For 15 years the I.L.P. in this country have been proclaiming that Queensland was an illustration of “Socialism in Practice.” If that were true we should be faced with the fact that the Queensland workers had tried Socialism and rejected it and, needless to say, this has been gleefully exploited by the Conservatives and Liberals. The truth is that at no time has there been any attempt made to replace Capitalism by Socialism in Queensland or any other Australian State. Capitalism is and always has been the system of society operating there. The Socialist Party all through these years has constantly warned the workers that the Queensland experiment would bring no material change in the position of the working-class there, and would fail to solve any of the various problems arising out of Capitalism. By pretending otherwise, the I.L.P. has been deceiving the workers and misrepresenting Socialism.

 

One outstanding event which illustrates the impossibility of administering Capitalism for the benefit of the workers was the 1927 railway lock-out. The State railway workers decided to assist striking sugar workers by refusing to handle “blackleg” goods. The Labour Premier, faced with the necessity of safeguarding the operation of Capitalist industry, locked out 11,000 railwaymen in just the same manner as has been done by non-Labour Governments. Whatever their sympathies, a Government, any Government, which undertakes to administer Capitalism, has no choice but to use the powers of the State in defence of Capitalist interests when these are threatened by striking workers.

 

Failing to solve the problems which are insoluble within Capitalism and having no mandate to establish Socialism the Queensland Labour Government, like Labour Governments here or elsewhere in the same position, was foredoomed to failure.

 

The circumstances under which the Queensland Government entered office were clearly explained by Labour Premier Theodore.

 

Writing in the “Labour Magazine” (London, September, 1923), he expressed himself as follows :-

 

  The Labour Party in Queensland found itself called on to administer a capitalistic state of society, and without any direct mandate or authority to overturn the existing order or to undertake a drastic reconstruction.

Incidentally, this fiasco proves the fallacy of one foolish, if not dishonest, I.L.P. and Communist argument.

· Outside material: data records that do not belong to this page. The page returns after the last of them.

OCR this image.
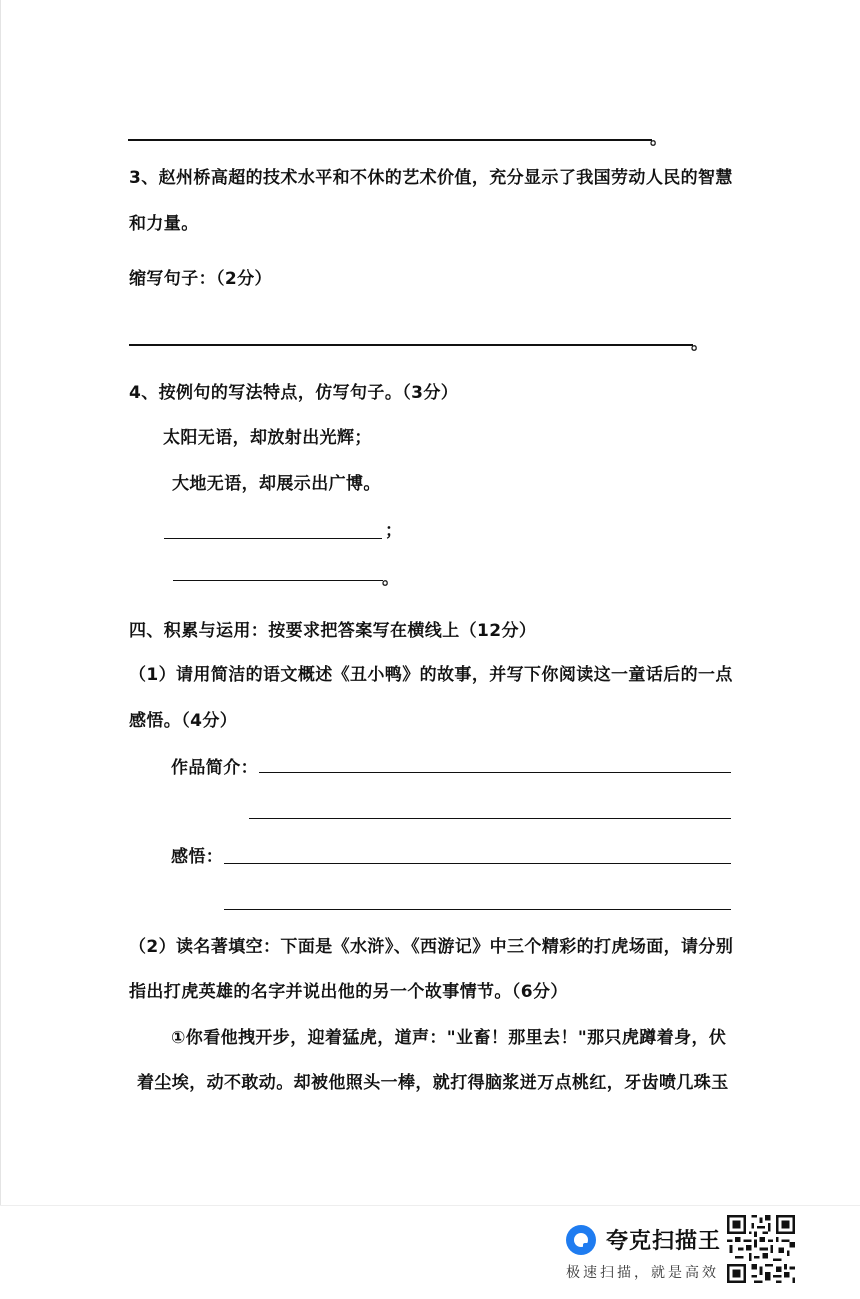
。
3、赵州桥高超的技术水平和不休的艺术价值，充分显示了我国劳动人民的智慧
和力量。
缩写句子：（2分）
。
4、按例句的写法特点，仿写句子。（3分）
太阳无语，却放射出光辉；
大地无语，却展示出广博。
；
。
四、积累与运用：按要求把答案写在横线上（12分）
（1）请用简洁的语文概述《丑小鸭》的故事，并写下你阅读这一童话后的一点
感悟。（4分）
作品简介：
感悟：
（2）读名著填空：下面是《水浒》、《西游记》中三个精彩的打虎场面，请分别
指出打虎英雄的名字并说出他的另一个故事情节。（6分）
①你看他拽开步，迎着猛虎，道声："业畜！那里去！"那只虎蹲着身，伏
着尘埃，动不敢动。却被他照头一棒，就打得脑浆迸万点桃红，牙齿喷几珠玉
夸克扫描王
极速扫描，就是高效
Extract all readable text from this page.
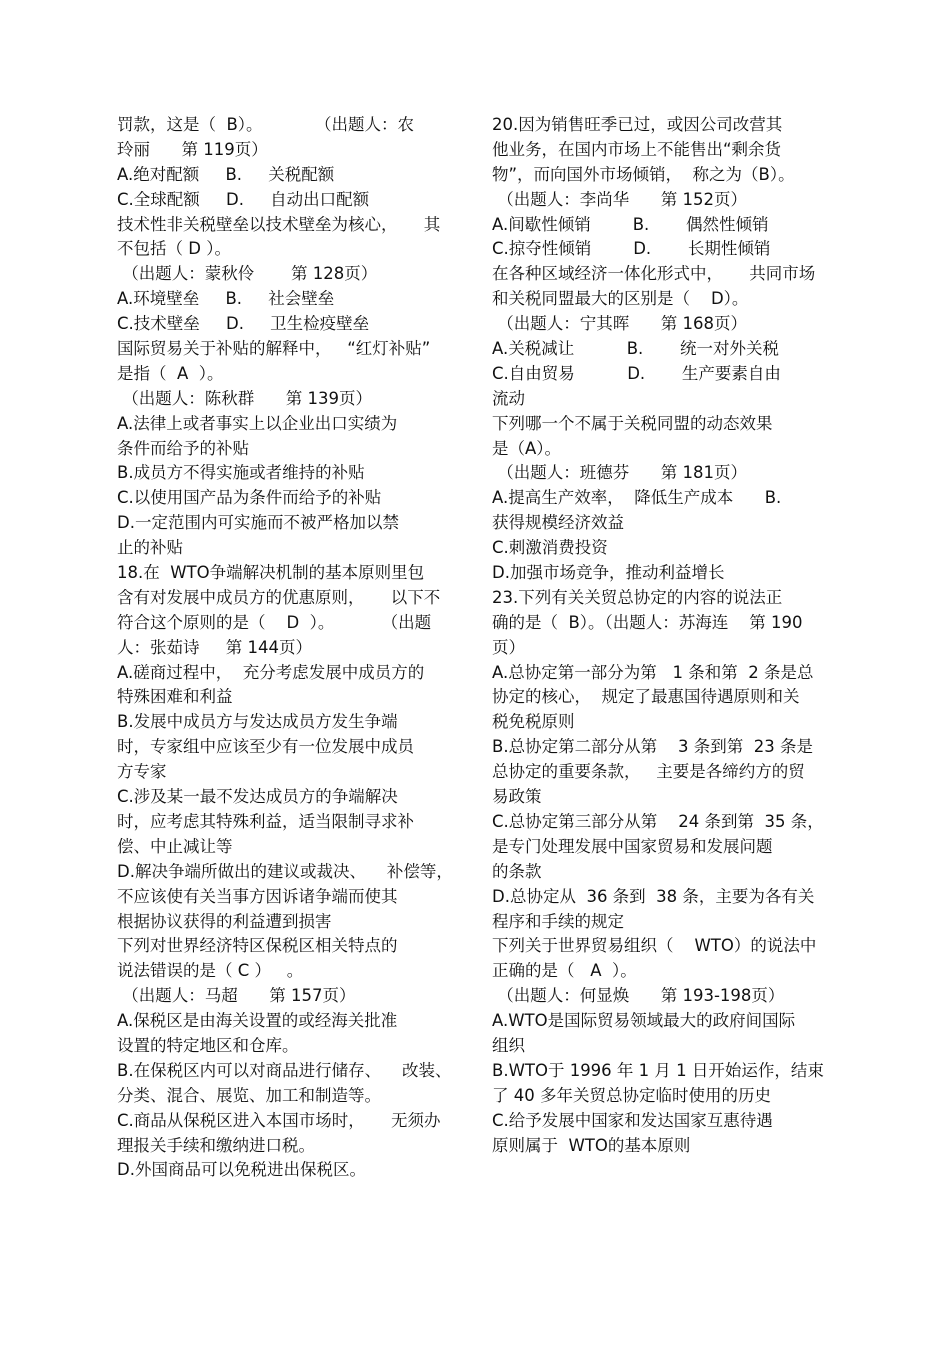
罚款，这是（  B）。          （出题人：农
玲丽      第 119页）
A.绝对配额     B.     关税配额
C.全球配额     D.     自动出口配额
技术性非关税壁垒以技术壁垒为核心，     其
不包括（ D ）。
（出题人：蒙秋伶       第 128页）
A.环境壁垒     B.     社会壁垒
C.技术壁垒     D.     卫生检疫壁垒
国际贸易关于补贴的解释中，   “红灯补贴”
是指（  A  ）。
（出题人：陈秋群      第 139页）
A.法律上或者事实上以企业出口实绩为
条件而给予的补贴
B.成员方不得实施或者维持的补贴
C.以使用国产品为条件而给予的补贴
D.一定范围内可实施而不被严格加以禁
止的补贴
18.在  WTO争端解决机制的基本原则里包
含有对发展中成员方的优惠原则，     以下不
符合这个原则的是（    D  ）。         （出题
人：张茹诗     第 144页）
A.磋商过程中，  充分考虑发展中成员方的
特殊困难和利益
B.发展中成员方与发达成员方发生争端
时，专家组中应该至少有一位发展中成员
方专家
C.涉及某一最不发达成员方的争端解决
时，应考虑其特殊利益，适当限制寻求补
偿、中止减让等
D.解决争端所做出的建议或裁决、    补偿等，
不应该使有关当事方因诉诸争端而使其
根据协议获得的利益遭到损害
下列对世界经济特区保税区相关特点的
说法错误的是（ C ）   。
（出题人：马超      第 157页）
A.保税区是由海关设置的或经海关批准
设置的特定地区和仓库。
B.在保税区内可以对商品进行储存、    改装、
分类、混合、展览、加工和制造等。
C.商品从保税区进入本国市场时，     无须办
理报关手续和缴纳进口税。
D.外国商品可以免税进出保税区。
20.因为销售旺季已过，或因公司改营其
他业务，在国内市场上不能售出“剩余货
物”，而向国外市场倾销，  称之为（B）。
（出题人：李尚华      第 152页）
A.间歇性倾销        B.       偶然性倾销
C.掠夺性倾销        D.       长期性倾销
在各种区域经济一体化形式中，     共同市场
和关税同盟最大的区别是（    D）。
（出题人：宁其晖      第 168页）
A.关税减让          B.       统一对外关税
C.自由贸易          D.       生产要素自由
流动
下列哪一个不属于关税同盟的动态效果
是（A）。
（出题人：班德芬      第 181页）
A.提高生产效率，  降低生产成本      B.
获得规模经济效益
C.刺激消费投资
D.加强市场竞争，推动利益增长
23.下列有关关贸总协定的内容的说法正
确的是（  B）。（出题人：苏海连    第 190
页）
A.总协定第一部分为第   1 条和第  2 条是总
协定的核心，  规定了最惠国待遇原则和关
税免税原则
B.总协定第二部分从第    3 条到第  23 条是
总协定的重要条款，   主要是各缔约方的贸
易政策
C.总协定第三部分从第    24 条到第  35 条，
是专门处理发展中国家贸易和发展问题
的条款
D.总协定从  36 条到  38 条，主要为各有关
程序和手续的规定
下列关于世界贸易组织（    WTO）的说法中
正确的是（   A  ）。
（出题人：何显焕      第 193-198页）
A.WTO是国际贸易领域最大的政府间国际
组织
B.WTO于 1996 年 1 月 1 日开始运作，结束
了 40 多年关贸总协定临时使用的历史
C.给予发展中国家和发达国家互惠待遇
原则属于  WTO的基本原则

Members of the I.L.P. who were somewhat critical of the Labour Government, and Communists who frankly condemned it, united in voting for it on the specious plea that after expenencing the failure of the Labour Party, the workers would be ready to “go further.”

 

In “Queensland,” the successful party now is the National Country Party, which is frankly Capitalist. The Communists have not got the support which they believed would come to them when Labour failed. What these dishonest supporters of the Labour Party always forget is, that you cannot win Conservative working-men over to voting Labour by telling them, that the Labour Party is no good. Communists who tell the workers to vote Labour are, therefore, compelled, if they wish to be effective, to hide their real views and tell the voters that the Labour Party is worth their votes. When the Labour Party proves its inability to solve working-class problems, its Communist supporters are carried down with it, and the disappointed workers vote Conservative “for a change,” or stay away from the polls.